Планы Сталина по возвращению Бунина в Россию, не без злорадства сообщает Н.Б.И., сорвались. (А если бы этих планов не было, безжалостного тирана упрекали бы за то, что он не пригласил больного, нищего Бунина в СССР, чтобы вылечить от эмфиземы лёгких и продлить его жизнь.) Существенно то, о чём Н.Б.И. не сообщает (и, конечно, правильно, в соответствии с линией партии делает): 5 марта 1946 года Черчилль произнёс в Фултоне речь, которая ознаменовала начало новой мировой войны – холодной. Просоветская эйфория на Западе была прекращена, в СССР опять закручивали гайки, примирение красных и белых не состоялось. А Иван Алексеевич объяснял невозможность возвращения на родину не только политическими мотивами, но и вполне прозаическими: « Представить страшно, что туда, где когда-то я прыгал козлом, вдруг явлюсь древним стариком с палочкой. Близких никого уже нет, старые друзья умерли... Вот и буду ходить, как по кладбищу ». Впрочем, он говорил так в советском посольстве – правильно, что Н.Б.И. не приводит эти слова. Как и письма Николаю Телешову, в которых Бунин восхищался «Василием Тёркиным» Твардовского и прозой Паустовского и писал: «Очень хочу домой». Зато в фильме говорится, что « известный Бунину с одесских окаянных дней Валентин Катаев… иногда запивает» . Понятно, что ещё остаётся делать под гнётом тоталитаризма… Нет, тут я неожиданно взбунтуюсь. Пусть училка ставит двойку по поведению, пусть выгоняет из школы! Валентин Петрович-то чем ей не угодил?
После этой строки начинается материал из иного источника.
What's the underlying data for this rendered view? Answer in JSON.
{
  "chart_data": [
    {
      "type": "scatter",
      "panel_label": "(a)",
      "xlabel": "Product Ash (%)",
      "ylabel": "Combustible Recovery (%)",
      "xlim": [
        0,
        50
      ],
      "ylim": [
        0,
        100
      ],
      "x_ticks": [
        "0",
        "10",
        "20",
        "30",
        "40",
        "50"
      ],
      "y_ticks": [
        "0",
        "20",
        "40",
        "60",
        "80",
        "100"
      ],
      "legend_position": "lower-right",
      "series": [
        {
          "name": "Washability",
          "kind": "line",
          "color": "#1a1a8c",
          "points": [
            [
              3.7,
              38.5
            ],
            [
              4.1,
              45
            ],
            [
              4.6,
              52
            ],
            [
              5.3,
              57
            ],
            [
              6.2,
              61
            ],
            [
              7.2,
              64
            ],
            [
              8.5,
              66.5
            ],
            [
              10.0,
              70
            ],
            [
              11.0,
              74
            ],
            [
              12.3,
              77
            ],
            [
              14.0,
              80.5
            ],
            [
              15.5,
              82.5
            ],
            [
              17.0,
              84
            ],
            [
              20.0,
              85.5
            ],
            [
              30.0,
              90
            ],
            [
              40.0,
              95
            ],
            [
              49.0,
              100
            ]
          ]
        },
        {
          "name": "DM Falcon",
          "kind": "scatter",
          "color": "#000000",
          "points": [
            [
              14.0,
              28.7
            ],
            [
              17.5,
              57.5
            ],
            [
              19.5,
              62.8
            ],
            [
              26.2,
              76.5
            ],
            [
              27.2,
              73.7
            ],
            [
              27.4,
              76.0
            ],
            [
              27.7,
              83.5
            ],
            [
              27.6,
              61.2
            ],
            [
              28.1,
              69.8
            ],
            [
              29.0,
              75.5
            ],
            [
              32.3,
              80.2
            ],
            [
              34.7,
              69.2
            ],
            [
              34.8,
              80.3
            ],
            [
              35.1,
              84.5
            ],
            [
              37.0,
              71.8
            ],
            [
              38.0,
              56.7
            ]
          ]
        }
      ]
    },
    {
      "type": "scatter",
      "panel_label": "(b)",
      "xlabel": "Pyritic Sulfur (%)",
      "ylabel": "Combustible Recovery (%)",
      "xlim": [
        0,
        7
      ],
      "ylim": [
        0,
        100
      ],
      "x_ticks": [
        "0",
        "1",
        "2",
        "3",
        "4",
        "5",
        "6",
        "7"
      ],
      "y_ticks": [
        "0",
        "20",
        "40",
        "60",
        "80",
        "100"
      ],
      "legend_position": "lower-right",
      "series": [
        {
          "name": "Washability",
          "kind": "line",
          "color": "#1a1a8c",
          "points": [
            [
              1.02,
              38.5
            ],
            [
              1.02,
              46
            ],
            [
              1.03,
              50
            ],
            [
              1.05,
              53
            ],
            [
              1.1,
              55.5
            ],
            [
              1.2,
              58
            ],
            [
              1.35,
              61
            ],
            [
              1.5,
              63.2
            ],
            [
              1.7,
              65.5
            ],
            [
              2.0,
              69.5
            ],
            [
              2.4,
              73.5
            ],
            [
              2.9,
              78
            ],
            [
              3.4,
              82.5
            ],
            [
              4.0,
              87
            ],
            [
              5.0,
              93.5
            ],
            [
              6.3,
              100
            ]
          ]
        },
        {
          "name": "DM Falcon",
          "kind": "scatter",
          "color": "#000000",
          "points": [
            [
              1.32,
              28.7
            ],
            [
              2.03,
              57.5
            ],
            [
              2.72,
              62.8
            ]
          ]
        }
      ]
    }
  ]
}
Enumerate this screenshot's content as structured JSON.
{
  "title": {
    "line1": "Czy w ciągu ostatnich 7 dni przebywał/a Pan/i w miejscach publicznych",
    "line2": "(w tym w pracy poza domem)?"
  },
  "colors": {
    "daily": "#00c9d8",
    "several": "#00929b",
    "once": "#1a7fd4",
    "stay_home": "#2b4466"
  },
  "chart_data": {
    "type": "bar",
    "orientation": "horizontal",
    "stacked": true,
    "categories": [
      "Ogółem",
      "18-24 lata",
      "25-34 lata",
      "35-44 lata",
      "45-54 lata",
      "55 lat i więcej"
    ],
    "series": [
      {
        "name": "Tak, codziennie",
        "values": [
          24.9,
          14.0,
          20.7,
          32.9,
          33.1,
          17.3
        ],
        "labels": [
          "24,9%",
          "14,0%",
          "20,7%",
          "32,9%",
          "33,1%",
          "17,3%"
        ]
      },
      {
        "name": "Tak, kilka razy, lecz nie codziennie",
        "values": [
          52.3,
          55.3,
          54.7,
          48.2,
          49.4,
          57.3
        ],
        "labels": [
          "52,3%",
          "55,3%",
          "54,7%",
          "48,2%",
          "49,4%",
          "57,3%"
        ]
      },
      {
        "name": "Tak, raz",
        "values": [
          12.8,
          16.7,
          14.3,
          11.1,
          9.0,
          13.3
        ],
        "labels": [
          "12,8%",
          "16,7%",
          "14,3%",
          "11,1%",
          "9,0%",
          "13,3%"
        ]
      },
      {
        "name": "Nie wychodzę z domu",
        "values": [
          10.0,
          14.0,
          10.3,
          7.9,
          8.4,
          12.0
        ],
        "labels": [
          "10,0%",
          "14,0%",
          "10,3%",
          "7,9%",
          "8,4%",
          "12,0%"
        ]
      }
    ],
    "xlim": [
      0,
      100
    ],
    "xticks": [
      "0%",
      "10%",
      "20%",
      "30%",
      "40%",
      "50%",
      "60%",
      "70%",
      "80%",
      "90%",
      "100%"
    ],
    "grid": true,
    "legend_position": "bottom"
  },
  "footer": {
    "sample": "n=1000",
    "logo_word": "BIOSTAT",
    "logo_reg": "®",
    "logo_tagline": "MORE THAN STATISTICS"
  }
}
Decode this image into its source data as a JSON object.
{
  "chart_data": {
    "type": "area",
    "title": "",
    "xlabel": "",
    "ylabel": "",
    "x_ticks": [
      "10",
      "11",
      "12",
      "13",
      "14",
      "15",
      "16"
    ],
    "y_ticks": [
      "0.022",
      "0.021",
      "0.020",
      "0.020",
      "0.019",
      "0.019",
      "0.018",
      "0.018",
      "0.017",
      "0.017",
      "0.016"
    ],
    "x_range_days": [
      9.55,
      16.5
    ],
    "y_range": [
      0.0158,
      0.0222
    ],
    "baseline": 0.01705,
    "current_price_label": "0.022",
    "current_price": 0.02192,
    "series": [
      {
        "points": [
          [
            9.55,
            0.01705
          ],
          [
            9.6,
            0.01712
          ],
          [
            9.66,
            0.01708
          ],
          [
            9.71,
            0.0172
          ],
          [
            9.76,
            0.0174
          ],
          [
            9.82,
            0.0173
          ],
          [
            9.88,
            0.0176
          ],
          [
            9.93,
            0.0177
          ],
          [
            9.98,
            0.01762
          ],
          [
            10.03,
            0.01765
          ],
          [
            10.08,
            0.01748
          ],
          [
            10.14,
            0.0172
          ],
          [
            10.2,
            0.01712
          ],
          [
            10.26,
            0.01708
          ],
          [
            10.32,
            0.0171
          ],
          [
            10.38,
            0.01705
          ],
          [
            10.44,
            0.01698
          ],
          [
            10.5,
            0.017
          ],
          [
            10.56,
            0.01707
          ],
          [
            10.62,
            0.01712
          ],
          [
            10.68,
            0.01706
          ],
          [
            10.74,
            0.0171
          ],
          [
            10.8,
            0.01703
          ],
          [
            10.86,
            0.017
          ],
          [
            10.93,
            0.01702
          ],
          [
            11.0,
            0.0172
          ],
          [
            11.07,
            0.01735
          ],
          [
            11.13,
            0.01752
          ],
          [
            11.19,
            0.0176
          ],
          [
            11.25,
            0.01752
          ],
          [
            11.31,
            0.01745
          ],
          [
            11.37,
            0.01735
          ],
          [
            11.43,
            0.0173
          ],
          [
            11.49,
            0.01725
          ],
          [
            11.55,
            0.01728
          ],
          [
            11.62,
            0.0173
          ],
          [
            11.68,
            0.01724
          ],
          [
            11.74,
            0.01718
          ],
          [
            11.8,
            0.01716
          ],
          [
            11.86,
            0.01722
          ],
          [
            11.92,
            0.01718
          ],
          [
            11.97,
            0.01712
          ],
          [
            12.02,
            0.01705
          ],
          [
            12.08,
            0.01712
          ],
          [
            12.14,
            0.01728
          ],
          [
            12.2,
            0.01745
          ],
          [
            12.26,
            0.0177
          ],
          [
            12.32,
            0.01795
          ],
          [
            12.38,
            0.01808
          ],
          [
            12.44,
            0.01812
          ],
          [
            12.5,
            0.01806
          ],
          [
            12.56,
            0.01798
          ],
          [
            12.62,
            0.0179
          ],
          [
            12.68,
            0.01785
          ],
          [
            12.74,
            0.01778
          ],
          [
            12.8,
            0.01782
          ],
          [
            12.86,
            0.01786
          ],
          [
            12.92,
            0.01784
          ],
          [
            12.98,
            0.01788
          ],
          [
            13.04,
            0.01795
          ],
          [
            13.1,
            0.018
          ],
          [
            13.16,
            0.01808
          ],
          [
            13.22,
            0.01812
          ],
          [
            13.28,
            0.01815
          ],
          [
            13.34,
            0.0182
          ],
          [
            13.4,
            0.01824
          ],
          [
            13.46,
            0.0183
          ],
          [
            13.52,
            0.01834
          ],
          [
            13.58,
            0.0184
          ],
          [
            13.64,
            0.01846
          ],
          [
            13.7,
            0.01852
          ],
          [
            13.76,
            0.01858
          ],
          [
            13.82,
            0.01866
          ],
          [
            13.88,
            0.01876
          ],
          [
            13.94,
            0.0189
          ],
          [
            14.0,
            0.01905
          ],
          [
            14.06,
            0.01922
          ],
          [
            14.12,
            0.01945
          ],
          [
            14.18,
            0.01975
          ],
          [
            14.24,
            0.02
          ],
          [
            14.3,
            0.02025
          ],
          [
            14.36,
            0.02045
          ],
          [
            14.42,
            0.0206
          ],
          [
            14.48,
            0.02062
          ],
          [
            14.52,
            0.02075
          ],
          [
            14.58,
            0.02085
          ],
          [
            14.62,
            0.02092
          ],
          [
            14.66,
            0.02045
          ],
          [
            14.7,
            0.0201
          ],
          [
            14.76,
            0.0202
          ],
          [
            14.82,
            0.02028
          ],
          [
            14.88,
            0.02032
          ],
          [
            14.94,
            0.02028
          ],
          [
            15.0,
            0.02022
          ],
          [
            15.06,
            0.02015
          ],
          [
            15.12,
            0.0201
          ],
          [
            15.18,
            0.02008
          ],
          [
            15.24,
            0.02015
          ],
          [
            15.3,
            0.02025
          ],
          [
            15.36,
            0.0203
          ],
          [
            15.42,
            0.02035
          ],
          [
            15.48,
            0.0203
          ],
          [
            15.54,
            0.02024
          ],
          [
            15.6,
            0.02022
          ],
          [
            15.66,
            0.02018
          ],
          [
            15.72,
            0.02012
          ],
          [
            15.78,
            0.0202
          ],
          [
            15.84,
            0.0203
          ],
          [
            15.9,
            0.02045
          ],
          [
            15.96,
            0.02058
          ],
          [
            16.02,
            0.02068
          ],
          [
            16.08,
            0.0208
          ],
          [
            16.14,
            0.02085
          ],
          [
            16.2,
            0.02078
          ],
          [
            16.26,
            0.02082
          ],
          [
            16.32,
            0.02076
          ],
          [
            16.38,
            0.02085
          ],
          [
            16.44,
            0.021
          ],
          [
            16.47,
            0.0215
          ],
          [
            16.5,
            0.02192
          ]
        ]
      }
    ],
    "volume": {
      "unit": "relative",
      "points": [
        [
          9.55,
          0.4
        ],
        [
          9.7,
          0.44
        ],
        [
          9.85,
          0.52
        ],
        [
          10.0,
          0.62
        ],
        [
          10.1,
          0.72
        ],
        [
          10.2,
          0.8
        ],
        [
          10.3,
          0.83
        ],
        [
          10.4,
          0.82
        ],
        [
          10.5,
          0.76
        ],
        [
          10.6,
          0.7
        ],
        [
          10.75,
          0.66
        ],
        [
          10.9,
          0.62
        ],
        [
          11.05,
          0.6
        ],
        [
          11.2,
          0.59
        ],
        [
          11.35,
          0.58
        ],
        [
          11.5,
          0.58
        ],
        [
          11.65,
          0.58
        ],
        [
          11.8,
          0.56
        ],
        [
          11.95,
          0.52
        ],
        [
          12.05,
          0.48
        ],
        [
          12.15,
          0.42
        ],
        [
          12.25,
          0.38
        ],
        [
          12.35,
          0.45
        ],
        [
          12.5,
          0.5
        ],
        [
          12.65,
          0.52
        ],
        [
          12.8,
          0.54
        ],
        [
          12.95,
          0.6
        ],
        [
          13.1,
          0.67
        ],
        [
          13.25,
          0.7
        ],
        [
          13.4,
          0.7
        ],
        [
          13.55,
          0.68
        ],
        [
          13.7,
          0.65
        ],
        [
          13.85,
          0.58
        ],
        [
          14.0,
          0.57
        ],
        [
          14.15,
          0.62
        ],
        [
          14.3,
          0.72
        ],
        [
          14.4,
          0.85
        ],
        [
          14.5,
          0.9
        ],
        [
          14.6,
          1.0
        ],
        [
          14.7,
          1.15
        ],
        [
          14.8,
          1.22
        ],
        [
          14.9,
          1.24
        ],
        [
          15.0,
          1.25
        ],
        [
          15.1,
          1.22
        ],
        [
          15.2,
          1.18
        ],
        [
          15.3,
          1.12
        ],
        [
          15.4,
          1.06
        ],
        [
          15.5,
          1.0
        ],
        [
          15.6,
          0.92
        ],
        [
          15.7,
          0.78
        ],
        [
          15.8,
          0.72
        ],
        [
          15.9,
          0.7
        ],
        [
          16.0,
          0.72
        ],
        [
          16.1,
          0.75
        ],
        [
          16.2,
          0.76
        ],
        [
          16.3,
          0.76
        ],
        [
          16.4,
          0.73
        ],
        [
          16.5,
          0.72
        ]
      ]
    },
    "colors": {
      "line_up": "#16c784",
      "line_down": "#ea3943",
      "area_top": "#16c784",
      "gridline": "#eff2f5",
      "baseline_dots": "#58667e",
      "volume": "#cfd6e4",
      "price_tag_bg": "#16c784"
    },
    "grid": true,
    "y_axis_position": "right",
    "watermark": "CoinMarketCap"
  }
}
Зачем так, походя, пинать выдающегося советского писателя, ученика Бунина, основателя журнала «Юность», открывшего дорогу в литературу многим из тех, кого сейчас называют великими?
Через три года после смерти Бунин вернулся домой книгами, «Окаянные дни» задержались, – сетует Иванова, – вернулись только в горбачёвскую перестройку ». Дались ей эти чёртовы «Дни»! Не «Тёмные аллеи», не «Жизнь Арсеньева», не «Митина любовь», не удивительная книга о Чехове, над которой писатель работал в последние годы, а «Окаянные дни» для неё главная книга Бунина.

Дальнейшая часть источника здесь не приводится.